Meaningful Contribution at Work: What Employees Want From a Job

It's more important than salary, benefits, status, and work environment.

More than salary, benefits, work environment or status, the ultimate determinant of whether you enjoy going to work each day is whether you believe the work you do makes some sort of meaningful contribution.

“Meaningful contribution,” of course, is one of those lofty, but vague, constructions a politician might use. So here’s what I mean in plain English: Do you consider the work you do important?

The truth is, few of us have jobs that are intrinsically important and universally seen as such. Jobs in this five-star category include heart surgeon, for example, and airline pilot. These are jobs where lives literally depend on the jobholder’s performance. Talk about important! While people who hold such jobs may eventually choose other work – one can understand how an emergency room doctor, for example, might want a break from gunshot wounds and auto accidents – you can be certain these people love their work. (That is, assuming they are paid adequately and aren’t burdened with too much administrative nonsense.)

Since not all of us can have such jobs, are we doomed to doing work that’s unimportant? Of course not. In fact, whether our work is important or meaningless is a subjective judgment made by just one person: ourselves.

Consider that many people are unhappy doing jobs that most of us hold in high esteem. Countless numbers of dentists, lawyers and corporate executives, to name several “successful” professional job categories, hate what they do. Sure, they may earn lots of money and have prestige and social status, but those things don’t make someone love their job over the long run.

“Aside from the money, the work I do is meaningless,” a personal bankruptcy lawyer told me. “I deal with ignorant people all day long who declare bankruptcy and then go right out and start spending again because greedy credit card companies are willing to lend them money at high interest rates.”

So what makes a job important? It’s doing work that taps into one of our core values. These values usually are basic ethical or moral beliefs we feel strongly about and which center around making the world a better place. They often involve teaching, helping, healing, improving, understanding and organizing. How you carry out these beliefs in the real world of work needn’t involve acting like a saint or living in poverty. You just need to be able to connect some aspects of your job to your core values.
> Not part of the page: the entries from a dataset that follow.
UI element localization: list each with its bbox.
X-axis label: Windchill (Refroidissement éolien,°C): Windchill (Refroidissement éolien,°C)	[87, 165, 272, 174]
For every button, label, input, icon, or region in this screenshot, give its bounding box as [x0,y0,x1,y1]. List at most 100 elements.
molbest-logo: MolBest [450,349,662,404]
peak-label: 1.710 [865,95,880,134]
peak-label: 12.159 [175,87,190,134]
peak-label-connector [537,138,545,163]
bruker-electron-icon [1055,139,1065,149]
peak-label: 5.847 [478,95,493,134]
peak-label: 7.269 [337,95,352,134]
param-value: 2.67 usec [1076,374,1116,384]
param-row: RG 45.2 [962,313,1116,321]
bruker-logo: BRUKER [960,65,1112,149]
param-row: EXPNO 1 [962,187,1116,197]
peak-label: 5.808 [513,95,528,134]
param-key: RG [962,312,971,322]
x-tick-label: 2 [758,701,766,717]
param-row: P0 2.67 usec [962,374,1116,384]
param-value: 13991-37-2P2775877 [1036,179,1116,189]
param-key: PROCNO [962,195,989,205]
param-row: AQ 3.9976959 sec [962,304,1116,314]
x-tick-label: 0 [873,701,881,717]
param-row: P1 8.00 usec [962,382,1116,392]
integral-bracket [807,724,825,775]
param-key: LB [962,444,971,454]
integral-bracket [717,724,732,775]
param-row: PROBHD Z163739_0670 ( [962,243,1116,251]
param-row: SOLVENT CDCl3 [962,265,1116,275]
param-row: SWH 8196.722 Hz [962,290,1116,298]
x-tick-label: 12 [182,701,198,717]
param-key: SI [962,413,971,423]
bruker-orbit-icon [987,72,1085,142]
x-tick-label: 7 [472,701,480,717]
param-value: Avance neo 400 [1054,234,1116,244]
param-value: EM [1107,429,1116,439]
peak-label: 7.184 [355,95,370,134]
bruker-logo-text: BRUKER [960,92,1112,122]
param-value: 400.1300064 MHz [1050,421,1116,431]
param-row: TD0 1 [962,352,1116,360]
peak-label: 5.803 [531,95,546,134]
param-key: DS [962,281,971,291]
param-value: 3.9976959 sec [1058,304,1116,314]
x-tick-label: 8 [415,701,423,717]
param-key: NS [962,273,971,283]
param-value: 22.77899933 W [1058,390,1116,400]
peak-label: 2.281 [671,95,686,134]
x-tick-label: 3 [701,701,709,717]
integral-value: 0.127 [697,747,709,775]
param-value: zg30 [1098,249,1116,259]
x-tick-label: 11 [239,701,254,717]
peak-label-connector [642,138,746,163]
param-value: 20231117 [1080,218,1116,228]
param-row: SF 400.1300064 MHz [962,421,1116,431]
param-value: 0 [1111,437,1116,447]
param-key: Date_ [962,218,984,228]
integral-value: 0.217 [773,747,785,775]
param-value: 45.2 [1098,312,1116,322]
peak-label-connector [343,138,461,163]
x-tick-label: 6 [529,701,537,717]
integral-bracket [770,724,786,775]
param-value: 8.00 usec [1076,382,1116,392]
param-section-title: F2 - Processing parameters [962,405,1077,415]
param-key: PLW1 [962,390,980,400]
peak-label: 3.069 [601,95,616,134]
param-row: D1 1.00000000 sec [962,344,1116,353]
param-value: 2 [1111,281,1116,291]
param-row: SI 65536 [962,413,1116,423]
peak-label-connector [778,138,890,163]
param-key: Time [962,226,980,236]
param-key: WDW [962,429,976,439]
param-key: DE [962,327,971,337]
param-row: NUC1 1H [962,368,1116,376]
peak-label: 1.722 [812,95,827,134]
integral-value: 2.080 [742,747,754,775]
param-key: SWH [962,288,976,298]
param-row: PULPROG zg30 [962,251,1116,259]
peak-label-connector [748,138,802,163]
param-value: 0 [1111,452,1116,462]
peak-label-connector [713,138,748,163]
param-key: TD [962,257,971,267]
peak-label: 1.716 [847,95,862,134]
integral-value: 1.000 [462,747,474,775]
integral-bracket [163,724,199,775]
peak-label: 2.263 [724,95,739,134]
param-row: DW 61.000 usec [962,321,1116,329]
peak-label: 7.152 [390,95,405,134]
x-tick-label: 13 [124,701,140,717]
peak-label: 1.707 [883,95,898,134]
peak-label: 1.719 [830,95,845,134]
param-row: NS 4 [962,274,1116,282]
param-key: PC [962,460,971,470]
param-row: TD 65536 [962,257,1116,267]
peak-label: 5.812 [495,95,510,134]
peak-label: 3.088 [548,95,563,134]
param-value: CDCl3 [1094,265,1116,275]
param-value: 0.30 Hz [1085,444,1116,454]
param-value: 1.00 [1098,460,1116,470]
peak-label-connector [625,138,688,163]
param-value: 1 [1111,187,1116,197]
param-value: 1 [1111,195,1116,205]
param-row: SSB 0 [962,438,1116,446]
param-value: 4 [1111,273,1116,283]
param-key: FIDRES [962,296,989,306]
For example, a clerk on the front lines in the motor vehicle department (a position many might consider purgatory), may see her work as extremely important – and satisfying – because it involves helping people with an essential dimension of their lives. Similarly, a sanitation collector may feel that his work is vital to the maintenance of public health.

To all this, a critic may reply that concocting an ethical or moral dimension to our job won’t make us believe our job is important. True enough; if we concoct it, the meaning won’t come. But if we sincerely feel that our job lets us satisfy our core values – or if we consciously seek a job that lets us tap those values – we will feel that what we do is important and we’ll look forward to going to work each day.